Barney stuck the cigar back between his teeth and motioned Harriet forward. Then he signed the paper she held for him.


When she took the paper away, Barney took the cigar out of his mouth, took a couple of puffs, and tapped off the ash in the big crystal ashtray on his desk. He fixed me with a steely eye.

"Harriet," he said, "I don't know what I'd do without you. In fact, I was just instructing Paulette here in the finer points of punctuality. You know, she could take a page from your book on that subject."


Harriet was overcome. Her usually pallid complexion warmed to a rosy hue. "I don't know about that, Chief," she said. The hand not holding the paper reached up to pat the back of her hair, lacquered into place as usual. "If you say so."


"He's reminded me of it twice in the same week," I said. I shook my head. "I guess I'm going to have to work harder, Harriet. I hope that you can offer me some suggestions."

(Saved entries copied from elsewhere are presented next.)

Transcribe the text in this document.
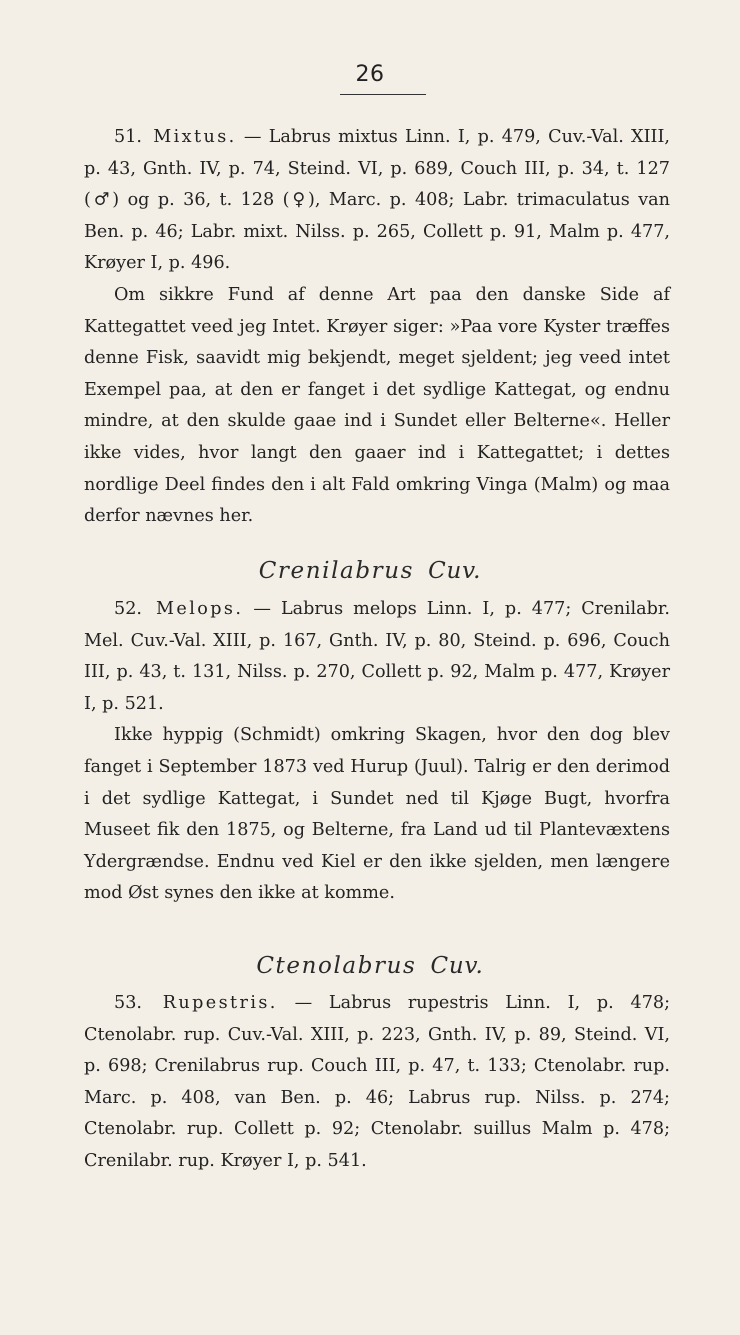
26

51. Mixtus. — Labrus mixtus Linn. I, p. 479, Cuv.-Val. XIII, p. 43, Gnth. IV, p. 74, Steind. VI, p. 689, Couch III, p. 34, t. 127 (♂) og p. 36, t. 128 (♀), Marc. p. 408; Labr. trimaculatus van Ben. p. 46; Labr. mixt. Nilss. p. 265, Collett p. 91, Malm p. 477, Krøyer I, p. 496.

Om sikkre Fund af denne Art paa den danske Side af Kattegattet veed jeg Intet. Krøyer siger: »Paa vore Kyster træffes denne Fisk, saavidt mig bekjendt, meget sjeldent; jeg veed intet Exempel paa, at den er fanget i det sydlige Kattegat, og endnu mindre, at den skulde gaae ind i Sundet eller Belterne«. Heller ikke vides, hvor langt den gaaer ind i Kattegattet; i dettes nordlige Deel findes den i alt Fald omkring Vinga (Malm) og maa derfor nævnes her.

Crenilabrus Cuv.

52. Melops. — Labrus melops Linn. I, p. 477; Crenilabr. Mel. Cuv.-Val. XIII, p. 167, Gnth. IV, p. 80, Steind. p. 696, Couch III, p. 43, t. 131, Nilss. p. 270, Collett p. 92, Malm p. 477, Krøyer I, p. 521.

Ikke hyppig (Schmidt) omkring Skagen, hvor den dog blev fanget i September 1873 ved Hurup (Juul). Talrig er den derimod i det sydlige Kattegat, i Sundet ned til Kjøge Bugt, hvorfra Museet fik den 1875, og Belterne, fra Land ud til Plantevæxtens Ydergrændse. Endnu ved Kiel er den ikke sjelden, men længere mod Øst synes den ikke at komme.

Ctenolabrus Cuv.

53. Rupestris. — Labrus rupestris Linn. I, p. 478; Ctenolabr. rup. Cuv.-Val. XIII, p. 223, Gnth. IV, p. 89, Steind. VI, p. 698; Crenilabrus rup. Couch III, p. 47, t. 133; Ctenolabr. rup. Marc. p. 408, van Ben. p. 46; Labrus rup. Nilss. p. 274; Ctenolabr. rup. Collett p. 92; Ctenolabr. suillus Malm p. 478; Crenilabr. rup. Krøyer I, p. 541.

Harriet grew an inch taller and brightened even further at the chance to lecture one of her weaker sisters. "I've been making a list," she said cheerfully. "Stop by my office." With that, the Wicked Witch took off on her broomstick, ruby slippers clicking merrily.


About a minute after the door closed—enough time for a triumphant Harriet to make it to her office—Barney started a chortle that lasted several minutes. "You're pretty quick on your feet, Sweetheart," he said.


"And you, Mr. Dunbarton, are one smooth operator," I replied. "You don't miss a trick, Chief, so how's about answering a couple of perplexing questions I have about Lover Boy?"


Barney seemed pleased with the accolade and put his feet back up on the corner of his desk. "Shoot," he said.


I did, both literally and figuratively, and in this manner I found out that everything Jimmy told me was true—at least so far as Barney knew. The condoms had been reported, and Barney solved the problem with a call to our cleaning service.

The stolen accounts were harder to prove, but one of Jimmy's biggest clients reported having gotten sales calls from the Princess. After a little sotto voce confab with Jimmy, Barney had a few choice words with the Princess—moments before she came downstairs to make her last copies, thereby playing a part in my own personal psychodrama.